As someone with almost daily cobble experience, what I would take is:
either Cervelo R3, a titanium frame with slender tubing, or something like a Colnago C40 or Master if you can find one.
I find that standard headsets (like Chris king ahead) work best. They have very fine tolerances, so you won't have any rattle or movement in that place.
I also find that steel forks work very well. I wouldn't take a very comfortable fork (vertically compliant) as this can increase the impact of cobbles (while your fork moves up and down, and you hit the next cobble, the impact can be more than with a stiffer fork). The fork needs to eliminate small vibrations, and this is where steel works well.

Probably the most important part. If you are used to running tubulars, you better take tubulars. I really like the Vittoria 28mm open Pave. You can do 25mm if you are very light, but 28mm is better. Even pro's won't go lower than this, some run 30mm. One trick is to lower the pressure once you hit the first sections of cobbles (because the asphalt will wear you out on low-pressure 28mm). If you don't take Tubulars, some cheap tires like Michelin Speedium will also do the trick. The width of the tire is the most important. For the gears, a thight cassette (12-23) should be enough, with something like 42-50 or 44-52. I prefer a 50, because it's better to have a chain with tension on the cobbles, and a 50 is easier to spin and accellerate with the chain more-or-less straight most of the times.
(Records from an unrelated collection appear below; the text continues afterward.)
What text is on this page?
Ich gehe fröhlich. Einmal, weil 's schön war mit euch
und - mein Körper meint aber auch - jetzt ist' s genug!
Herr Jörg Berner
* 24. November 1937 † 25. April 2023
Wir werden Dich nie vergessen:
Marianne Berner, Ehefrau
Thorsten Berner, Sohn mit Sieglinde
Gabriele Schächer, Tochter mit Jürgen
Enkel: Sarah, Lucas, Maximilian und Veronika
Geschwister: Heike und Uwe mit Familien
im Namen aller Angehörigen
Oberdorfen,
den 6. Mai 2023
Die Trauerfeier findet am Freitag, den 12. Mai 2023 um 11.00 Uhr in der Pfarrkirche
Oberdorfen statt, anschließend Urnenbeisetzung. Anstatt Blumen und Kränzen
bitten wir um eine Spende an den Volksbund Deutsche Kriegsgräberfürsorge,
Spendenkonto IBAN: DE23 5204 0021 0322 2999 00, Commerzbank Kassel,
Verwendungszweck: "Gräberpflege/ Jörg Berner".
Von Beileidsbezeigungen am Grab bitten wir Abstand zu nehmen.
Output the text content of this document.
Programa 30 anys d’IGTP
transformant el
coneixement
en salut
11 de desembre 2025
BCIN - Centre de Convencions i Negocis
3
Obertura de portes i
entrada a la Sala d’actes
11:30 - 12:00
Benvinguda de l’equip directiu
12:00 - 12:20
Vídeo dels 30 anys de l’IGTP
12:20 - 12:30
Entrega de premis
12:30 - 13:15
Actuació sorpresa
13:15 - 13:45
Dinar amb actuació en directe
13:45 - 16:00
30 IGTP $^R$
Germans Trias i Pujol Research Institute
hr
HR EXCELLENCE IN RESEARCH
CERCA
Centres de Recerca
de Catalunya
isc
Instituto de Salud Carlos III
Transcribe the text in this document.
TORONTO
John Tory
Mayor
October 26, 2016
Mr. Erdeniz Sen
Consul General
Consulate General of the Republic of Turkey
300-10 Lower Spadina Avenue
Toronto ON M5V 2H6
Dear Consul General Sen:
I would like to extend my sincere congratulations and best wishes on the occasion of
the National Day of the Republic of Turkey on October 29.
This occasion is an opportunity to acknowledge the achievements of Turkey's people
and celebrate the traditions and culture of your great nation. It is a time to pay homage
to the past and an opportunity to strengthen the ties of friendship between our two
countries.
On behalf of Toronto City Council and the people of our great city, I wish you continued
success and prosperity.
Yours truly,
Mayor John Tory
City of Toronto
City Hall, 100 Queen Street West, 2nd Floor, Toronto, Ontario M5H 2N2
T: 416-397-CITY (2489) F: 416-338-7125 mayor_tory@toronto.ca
You better learn how to comfortably ride in the drops for longer times, or on the top of the handlebars while still holding an aero position and be able to really push the pedals. Cobbles require a lot of pure power, preferably through interval training. Each section is a high intensity interval, and in the sportive, you will have a lot people and some go slow, and are hard to overtake. So make sure you practice on seated accellerations. Thumb shifters are very useful in this respect.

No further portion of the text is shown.